Восемь человек и собака по колено в снежном болоте выбивались из сил, таща автомобиль. Веревки напрягались до того, что готовы были лопнуть. Мы налегали на лямки, скользили, падали и опять вставали; переводили дух, тяжело дыша, почти касаясь головой ледяной каши. Сив ворчал, у него на лбу от напряжения наливались жилы. Гуски с лаем бросался в постромках вперед и тянул так, что бока его ходили ходуном.
Представьте себе эту картину: покрытая льдом машина на бесконечной пустынной равнине, возле машины клубок съежившихся, покрытых сосульками, мертвых тел, которые ближайшая метель заметет снегом — и вы поймете, почему мы с таким отчаянным упорством напрягали последние остатки сил.
Автомобиль закачался, рычаги затрещали. Вот, кажется, он сдвинулся с места; в самом деле, он медленно двигается вперед, страшно медленно, но непрерывно.
— Ура! — слышатся кругом голоса из тумана.
— Ура! — отвечаю я и налегаю что есть сил на лямку.
— Идет!
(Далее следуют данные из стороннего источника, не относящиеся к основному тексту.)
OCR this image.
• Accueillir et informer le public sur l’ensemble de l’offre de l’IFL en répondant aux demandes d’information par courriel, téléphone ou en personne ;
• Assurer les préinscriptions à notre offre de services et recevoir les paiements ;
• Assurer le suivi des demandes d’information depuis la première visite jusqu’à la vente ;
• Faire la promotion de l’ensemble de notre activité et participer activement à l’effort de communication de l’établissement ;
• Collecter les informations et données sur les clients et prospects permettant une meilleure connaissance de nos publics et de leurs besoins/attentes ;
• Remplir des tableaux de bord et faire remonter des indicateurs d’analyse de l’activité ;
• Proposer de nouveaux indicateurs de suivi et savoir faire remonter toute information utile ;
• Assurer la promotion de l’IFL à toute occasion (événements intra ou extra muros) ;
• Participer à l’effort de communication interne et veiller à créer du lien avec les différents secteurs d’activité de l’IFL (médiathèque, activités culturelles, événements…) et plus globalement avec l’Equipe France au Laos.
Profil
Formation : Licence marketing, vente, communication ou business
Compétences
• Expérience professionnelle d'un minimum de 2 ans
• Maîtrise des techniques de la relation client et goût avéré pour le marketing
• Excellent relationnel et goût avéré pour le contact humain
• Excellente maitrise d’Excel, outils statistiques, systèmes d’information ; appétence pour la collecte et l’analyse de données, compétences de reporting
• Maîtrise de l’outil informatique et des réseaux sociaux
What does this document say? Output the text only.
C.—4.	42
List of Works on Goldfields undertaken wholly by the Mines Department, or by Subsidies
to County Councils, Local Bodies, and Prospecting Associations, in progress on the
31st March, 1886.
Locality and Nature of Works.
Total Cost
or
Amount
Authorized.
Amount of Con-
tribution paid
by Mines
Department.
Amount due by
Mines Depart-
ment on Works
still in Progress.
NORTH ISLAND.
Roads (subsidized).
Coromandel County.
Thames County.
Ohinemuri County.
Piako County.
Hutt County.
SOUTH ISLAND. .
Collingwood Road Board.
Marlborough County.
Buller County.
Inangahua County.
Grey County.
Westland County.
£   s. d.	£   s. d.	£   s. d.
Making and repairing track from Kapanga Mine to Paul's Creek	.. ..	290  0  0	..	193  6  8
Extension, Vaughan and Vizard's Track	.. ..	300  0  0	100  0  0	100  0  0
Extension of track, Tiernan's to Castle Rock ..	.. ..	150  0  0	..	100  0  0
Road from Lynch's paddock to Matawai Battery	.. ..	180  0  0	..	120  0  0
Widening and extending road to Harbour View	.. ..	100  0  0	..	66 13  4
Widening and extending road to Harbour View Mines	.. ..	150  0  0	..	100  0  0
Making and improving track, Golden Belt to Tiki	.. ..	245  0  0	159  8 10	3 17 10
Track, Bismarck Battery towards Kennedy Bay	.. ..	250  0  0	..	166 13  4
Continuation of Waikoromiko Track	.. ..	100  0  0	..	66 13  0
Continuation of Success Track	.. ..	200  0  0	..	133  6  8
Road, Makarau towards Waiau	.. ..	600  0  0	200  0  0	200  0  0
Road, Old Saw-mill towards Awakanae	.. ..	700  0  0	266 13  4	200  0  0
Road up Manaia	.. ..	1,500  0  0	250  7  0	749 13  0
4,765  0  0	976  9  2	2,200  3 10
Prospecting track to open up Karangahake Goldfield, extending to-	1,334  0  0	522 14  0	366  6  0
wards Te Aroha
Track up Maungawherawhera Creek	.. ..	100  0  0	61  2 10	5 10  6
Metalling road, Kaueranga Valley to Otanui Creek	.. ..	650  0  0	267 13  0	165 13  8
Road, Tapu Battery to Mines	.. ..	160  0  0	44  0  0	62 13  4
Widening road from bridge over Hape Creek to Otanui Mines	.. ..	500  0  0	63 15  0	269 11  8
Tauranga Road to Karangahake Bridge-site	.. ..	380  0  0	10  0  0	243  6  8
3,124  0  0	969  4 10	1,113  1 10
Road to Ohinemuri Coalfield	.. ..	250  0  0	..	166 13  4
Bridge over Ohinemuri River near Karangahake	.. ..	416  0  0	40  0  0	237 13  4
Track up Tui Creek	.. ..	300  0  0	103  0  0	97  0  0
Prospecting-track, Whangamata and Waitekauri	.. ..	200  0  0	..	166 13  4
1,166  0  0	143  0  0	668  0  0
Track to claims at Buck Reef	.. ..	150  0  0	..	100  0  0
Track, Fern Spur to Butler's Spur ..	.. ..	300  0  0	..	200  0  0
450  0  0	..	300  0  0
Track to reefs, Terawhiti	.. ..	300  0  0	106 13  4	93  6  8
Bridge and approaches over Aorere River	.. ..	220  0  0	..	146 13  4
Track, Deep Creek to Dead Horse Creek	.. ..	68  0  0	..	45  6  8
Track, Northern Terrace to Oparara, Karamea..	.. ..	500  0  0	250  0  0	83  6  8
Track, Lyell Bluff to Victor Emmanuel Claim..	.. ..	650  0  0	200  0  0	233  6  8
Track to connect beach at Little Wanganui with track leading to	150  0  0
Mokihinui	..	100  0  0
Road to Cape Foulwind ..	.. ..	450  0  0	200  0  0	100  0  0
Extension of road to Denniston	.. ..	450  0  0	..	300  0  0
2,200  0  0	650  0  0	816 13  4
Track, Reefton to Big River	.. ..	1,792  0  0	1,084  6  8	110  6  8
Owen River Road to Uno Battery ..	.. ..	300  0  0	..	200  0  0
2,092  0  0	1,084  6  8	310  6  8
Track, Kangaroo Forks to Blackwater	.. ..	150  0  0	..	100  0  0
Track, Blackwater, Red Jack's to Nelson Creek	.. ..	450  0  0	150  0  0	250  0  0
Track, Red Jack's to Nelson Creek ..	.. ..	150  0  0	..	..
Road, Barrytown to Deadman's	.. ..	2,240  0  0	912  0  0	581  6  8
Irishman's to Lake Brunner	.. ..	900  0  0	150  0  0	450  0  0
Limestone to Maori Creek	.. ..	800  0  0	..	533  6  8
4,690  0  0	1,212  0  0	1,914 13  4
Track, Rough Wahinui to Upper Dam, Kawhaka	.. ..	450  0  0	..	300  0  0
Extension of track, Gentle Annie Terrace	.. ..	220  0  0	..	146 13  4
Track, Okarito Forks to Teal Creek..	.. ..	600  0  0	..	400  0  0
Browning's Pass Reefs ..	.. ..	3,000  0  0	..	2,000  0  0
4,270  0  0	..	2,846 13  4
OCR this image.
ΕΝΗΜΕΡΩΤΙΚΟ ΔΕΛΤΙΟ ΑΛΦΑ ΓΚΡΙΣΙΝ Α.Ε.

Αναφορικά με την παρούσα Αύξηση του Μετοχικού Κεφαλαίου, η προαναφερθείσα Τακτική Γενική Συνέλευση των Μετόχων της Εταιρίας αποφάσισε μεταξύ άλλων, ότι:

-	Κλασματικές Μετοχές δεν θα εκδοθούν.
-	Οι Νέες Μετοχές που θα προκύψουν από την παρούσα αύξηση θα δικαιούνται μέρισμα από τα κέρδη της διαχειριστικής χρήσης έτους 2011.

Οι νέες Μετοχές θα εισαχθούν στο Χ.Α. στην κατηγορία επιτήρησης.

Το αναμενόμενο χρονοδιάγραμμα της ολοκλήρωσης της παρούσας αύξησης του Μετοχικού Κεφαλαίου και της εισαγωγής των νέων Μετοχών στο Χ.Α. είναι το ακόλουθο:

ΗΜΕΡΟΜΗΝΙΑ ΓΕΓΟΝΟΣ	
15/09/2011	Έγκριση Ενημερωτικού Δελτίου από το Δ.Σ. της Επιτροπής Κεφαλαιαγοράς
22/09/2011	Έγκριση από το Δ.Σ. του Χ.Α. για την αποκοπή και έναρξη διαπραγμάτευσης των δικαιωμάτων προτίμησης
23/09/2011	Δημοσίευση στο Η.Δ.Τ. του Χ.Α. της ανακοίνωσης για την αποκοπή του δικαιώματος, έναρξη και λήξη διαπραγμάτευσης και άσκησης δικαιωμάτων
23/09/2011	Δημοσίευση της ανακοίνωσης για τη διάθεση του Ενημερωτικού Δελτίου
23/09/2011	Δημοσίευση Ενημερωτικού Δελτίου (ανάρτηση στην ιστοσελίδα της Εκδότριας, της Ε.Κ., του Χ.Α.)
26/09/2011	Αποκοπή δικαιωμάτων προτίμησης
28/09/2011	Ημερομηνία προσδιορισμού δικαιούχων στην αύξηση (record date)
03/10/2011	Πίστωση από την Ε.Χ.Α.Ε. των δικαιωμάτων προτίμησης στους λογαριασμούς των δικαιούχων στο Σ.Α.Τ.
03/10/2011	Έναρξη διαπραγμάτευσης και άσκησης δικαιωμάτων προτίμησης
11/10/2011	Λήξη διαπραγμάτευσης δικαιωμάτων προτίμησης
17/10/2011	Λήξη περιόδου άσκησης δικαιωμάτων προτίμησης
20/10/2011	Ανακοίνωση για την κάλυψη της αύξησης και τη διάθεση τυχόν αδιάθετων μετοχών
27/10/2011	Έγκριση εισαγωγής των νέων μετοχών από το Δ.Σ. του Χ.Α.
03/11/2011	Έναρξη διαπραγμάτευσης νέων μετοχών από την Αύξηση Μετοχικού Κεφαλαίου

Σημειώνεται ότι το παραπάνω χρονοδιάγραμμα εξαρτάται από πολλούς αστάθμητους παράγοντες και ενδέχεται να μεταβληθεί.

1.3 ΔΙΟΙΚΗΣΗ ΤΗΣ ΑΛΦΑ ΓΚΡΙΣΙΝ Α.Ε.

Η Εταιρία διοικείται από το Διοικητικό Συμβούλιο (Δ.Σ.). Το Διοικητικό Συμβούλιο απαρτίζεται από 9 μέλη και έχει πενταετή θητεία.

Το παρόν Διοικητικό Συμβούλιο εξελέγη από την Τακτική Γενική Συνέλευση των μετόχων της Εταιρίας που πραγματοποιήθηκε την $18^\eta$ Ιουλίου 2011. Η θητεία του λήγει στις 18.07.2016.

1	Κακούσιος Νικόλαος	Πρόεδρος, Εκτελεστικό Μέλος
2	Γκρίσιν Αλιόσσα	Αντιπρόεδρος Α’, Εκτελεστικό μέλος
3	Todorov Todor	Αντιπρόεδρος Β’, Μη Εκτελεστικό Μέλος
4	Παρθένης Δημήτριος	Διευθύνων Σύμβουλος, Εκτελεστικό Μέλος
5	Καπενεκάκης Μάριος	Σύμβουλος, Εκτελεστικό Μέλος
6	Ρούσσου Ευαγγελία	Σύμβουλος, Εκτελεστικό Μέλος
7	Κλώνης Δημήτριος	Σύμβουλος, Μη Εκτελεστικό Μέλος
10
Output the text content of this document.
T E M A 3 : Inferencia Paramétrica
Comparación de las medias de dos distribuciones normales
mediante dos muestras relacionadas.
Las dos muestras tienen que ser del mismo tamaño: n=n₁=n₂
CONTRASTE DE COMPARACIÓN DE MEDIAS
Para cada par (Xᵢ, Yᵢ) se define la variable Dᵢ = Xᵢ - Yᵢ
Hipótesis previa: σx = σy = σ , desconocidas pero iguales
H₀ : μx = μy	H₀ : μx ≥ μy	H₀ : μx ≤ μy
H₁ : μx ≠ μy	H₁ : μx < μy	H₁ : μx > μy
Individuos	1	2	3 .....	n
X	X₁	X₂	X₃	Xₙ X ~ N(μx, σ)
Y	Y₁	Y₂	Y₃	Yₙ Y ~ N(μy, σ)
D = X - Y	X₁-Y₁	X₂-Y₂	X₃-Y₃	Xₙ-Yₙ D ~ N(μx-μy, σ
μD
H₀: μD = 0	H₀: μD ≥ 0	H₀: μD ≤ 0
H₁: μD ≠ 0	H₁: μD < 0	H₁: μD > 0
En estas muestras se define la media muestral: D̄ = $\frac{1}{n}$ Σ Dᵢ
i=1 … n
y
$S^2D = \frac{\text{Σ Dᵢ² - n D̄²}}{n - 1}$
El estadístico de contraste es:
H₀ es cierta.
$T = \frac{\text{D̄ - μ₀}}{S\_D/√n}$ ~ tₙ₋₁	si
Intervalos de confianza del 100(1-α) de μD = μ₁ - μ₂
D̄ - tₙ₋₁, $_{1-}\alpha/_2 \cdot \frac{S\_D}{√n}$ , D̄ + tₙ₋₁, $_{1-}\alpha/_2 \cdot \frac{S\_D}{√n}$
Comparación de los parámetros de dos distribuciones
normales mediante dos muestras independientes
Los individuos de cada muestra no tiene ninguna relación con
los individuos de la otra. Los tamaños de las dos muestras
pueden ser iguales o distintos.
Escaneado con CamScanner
Идет! — кричит Петер Гальберг.
— Ну, дальше! Еще немного! — выдыхает Фелисьен.
Наконец, после трехчасовой, по меньшей мере, работы, машина на свободе. Неясно видимые в тумане люди в изнеможении лежат рядом, приходя в себя.
— Проклятье! — ругается едва видимый в двух шагах в тумане Стеффенс. Он дымит из своей обкуренной трубки так, что острый запах табачного дыма раздражает меня. — Что касается меня, — ворчит он, — я думаю, что мы еще недостаточно изучили этот проклятый лед, но все приходит с опытом.
Туман стал еще гуще. Измученные, мы решили разбить лагерь. Надо переждать туман, и лучше это делать во сне. Мы крайне утомлены, и немного погодя, забравшись в палатке в свои спальные мешки, засыпаем…
Когда мы проснулись, — картина была все та же. Я увидел окутывающие автомобиль серые клубы тумана. Было шесть часов вечера. Я разбудил Фелисьена, с которым у нас общий спальный мешок.